De même en ce qui concerne les lois citées par l'orateur et non reproduites par les manuscrits, il nous a paru utile de combler cette lacune en insérant le texte dont le greffier a dû donner lecture et qui sert de base à la discussion.

Il n'existe d'Isée qu'une seule traduction française, celle de l'abbé Auger, publiée en 1792. Elle ne contient ni le plaidoyer sur la succession de Ménéclès, dont le texte a été publié pour la première fois en 1784, ni la seconde moitié du plaidoyer sur la succession de Cléonyme, découverte par l'abbé Mai en 1815.

Auger a connu la traduction anglaise de Jones. Il dit lui-même que ne sachant pas l'anglais, il a cependant pu profiter du travail de Jones grâce à l'intervention d'un ami. Sa traduction n'a ni relief ni couleur, mais le plus grave reproche qu'on puisse lui faire est de n'avoir qu'une connaissance très vague du droit et de la procédure. Il est extrêmement difficile, avec lui, de se rendre un compte exact d'une affaire et de suivre les raisonnements de l'orateur.

La traduction d'Auger a été réimprimée plusieurs fois; mais on n'a même pas songé à la compléter, ni à la corriger.

L’Annuaire de l’Association pour l'encouragement des Études grecques a publié en 1875 (p. 164), une traduction nouvelle du plaidoyer sur la succession d'Astyphile, avec une introduction et des notes par M. Caillemer, professeur à la Faculté de droit de Lyon.

M. Léon Moy, alors professeur de rhétorique au lycée de Douai, a publié en 1876 une thèse de doctorat intitulée Étude sur les plaidoyers d'Isée. Tout en se plaçant à un point de vue purement littéraire, l’auteur de ce travail s'efforce de faire connaître les onze plaidoyers complets que nous possédons, et en analyse l'argumentation, ce qui le conduit à traduire des pages entières. Ces traductions, quoiqu'elles ne respectent pas assez le ton de l'original, sont généralement fidèles et exactes. Peut-être manquent-elles encore de précision juridique, mais il ne faut pas demander à l'auteur plus qu'il n'a voulu donner.

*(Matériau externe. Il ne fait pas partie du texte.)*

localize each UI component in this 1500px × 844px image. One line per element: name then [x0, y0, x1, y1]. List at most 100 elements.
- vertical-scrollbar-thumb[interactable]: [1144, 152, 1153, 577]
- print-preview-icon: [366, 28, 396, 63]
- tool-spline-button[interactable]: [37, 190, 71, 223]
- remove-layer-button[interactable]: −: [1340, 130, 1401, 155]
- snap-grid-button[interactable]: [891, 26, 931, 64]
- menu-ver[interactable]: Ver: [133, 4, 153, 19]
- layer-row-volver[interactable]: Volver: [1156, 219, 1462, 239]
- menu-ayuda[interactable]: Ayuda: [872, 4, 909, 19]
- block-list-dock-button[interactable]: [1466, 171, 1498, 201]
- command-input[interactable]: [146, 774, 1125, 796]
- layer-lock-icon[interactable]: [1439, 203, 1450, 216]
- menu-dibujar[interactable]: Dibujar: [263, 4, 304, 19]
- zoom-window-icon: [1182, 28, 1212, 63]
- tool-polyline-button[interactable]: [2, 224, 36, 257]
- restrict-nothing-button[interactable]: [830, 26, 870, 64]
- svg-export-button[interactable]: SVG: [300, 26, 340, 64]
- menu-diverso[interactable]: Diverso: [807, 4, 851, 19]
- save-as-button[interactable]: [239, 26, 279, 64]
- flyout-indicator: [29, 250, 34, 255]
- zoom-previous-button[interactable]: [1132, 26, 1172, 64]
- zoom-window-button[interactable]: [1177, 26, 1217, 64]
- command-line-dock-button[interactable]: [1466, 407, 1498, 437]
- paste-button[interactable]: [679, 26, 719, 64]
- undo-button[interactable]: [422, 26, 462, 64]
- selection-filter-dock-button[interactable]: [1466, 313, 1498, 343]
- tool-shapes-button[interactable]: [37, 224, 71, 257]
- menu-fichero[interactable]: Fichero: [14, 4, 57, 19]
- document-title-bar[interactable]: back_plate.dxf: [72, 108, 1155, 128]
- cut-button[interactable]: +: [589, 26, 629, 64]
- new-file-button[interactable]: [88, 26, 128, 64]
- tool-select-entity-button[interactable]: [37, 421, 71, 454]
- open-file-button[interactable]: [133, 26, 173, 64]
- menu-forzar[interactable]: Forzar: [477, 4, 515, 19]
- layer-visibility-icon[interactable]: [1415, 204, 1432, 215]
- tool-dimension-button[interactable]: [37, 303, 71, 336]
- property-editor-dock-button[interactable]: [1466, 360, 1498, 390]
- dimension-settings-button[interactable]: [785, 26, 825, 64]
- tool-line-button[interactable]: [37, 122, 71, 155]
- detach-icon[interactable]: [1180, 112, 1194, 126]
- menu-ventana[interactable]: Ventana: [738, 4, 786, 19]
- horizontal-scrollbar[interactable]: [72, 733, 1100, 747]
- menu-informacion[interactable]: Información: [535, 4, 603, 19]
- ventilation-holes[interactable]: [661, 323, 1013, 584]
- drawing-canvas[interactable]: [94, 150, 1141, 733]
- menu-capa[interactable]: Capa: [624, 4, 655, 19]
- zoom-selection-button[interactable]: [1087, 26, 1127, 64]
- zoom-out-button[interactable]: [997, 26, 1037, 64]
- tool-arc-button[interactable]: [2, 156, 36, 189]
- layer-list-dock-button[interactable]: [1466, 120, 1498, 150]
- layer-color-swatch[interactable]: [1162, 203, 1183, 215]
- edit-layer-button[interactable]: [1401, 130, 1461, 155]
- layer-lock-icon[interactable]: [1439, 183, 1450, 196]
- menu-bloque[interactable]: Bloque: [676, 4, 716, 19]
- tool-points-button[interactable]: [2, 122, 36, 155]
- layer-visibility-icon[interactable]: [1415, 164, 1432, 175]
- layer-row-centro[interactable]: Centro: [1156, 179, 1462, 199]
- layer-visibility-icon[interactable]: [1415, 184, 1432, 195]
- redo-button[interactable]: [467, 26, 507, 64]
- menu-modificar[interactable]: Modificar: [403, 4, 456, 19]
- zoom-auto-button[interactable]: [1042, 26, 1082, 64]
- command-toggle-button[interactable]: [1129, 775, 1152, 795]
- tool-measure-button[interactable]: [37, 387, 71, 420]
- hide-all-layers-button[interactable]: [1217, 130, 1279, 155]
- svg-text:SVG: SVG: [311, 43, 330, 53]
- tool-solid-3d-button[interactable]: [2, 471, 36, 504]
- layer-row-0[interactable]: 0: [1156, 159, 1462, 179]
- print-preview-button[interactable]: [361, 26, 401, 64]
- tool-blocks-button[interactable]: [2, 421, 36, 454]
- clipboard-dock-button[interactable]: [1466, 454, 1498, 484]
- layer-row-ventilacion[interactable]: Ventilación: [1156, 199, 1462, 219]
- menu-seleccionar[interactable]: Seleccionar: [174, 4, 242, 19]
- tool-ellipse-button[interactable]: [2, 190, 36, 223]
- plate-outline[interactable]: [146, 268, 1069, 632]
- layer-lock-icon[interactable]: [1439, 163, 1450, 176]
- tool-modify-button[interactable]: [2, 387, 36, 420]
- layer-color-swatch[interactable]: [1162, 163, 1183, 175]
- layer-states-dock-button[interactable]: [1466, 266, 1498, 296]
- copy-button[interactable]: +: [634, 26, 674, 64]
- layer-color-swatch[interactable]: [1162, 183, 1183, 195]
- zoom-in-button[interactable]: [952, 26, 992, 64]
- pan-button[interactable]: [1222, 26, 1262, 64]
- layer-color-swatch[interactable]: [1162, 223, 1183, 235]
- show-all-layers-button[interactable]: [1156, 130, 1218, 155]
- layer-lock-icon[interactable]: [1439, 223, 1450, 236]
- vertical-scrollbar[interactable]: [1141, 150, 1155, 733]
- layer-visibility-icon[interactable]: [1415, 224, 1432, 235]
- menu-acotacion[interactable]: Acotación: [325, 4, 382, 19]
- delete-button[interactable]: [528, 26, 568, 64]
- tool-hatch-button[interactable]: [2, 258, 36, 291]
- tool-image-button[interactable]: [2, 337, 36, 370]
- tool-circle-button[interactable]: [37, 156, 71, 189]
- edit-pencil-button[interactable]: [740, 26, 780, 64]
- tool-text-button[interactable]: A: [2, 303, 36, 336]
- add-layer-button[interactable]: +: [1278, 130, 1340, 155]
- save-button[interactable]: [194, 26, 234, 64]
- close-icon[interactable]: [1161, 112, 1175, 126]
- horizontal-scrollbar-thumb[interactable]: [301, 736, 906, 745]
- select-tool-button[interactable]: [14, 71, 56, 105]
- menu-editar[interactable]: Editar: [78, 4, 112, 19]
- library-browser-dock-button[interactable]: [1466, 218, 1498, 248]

Notre point de vue, à nous, est tout autre. C'est celui du juge qui écoute l'affaire plaidée devant lui et s'efforce de saisir les faits souvent compliqués, et les arguments parfois subtils. Sa tache serait plus facile à remplir s'il avait sous la main le Code des lois athéniennes, mais cette ressource lui manque. Il ne connaît guère du droit que ce qui en est allégué dans les plaidoiries. Il n'a pas la faculté de contrôler celles-ci, l’une par l'autre, car nous ne lisons aujourd'hui que le dire d'une des parties. Si nous arrivons à reconstituer la réponse de l'adversaire, c'est uniquement par conjecture. Nous ne savons même pas quelle décision a été rendue. Pourtant quels que soient les obstacles il faut suivre les explications de l'orateur, comme si nous étions ses juges. C'est dans cette vue que nous avons rédigé les arguments et les notes.

La traduction a été faite sur le texte donné par Scheibe, Leipzig, Teubner, 1860. Nous avons eu constamment sous les yeux l'excellent commentaire de Schœmann, publié en 1831.

Nous croyons pouvoir nous dispenser de donner ici un aperçu général du droit et de la procédure en matière de successions. On nous permettra de renvoyer à ce que nous avons écrit sur ce sujet dans la traduction des plaidoyers civils de Démosthène, publiée en 1875, et de renvoyer à l'ouvrage très complet de M. Beauchet (Histoire du droit privé de la République athénienne, 4 vol. in-8°, Paris 1897). On y trouvera l'indication de tous les travaux antérieurs.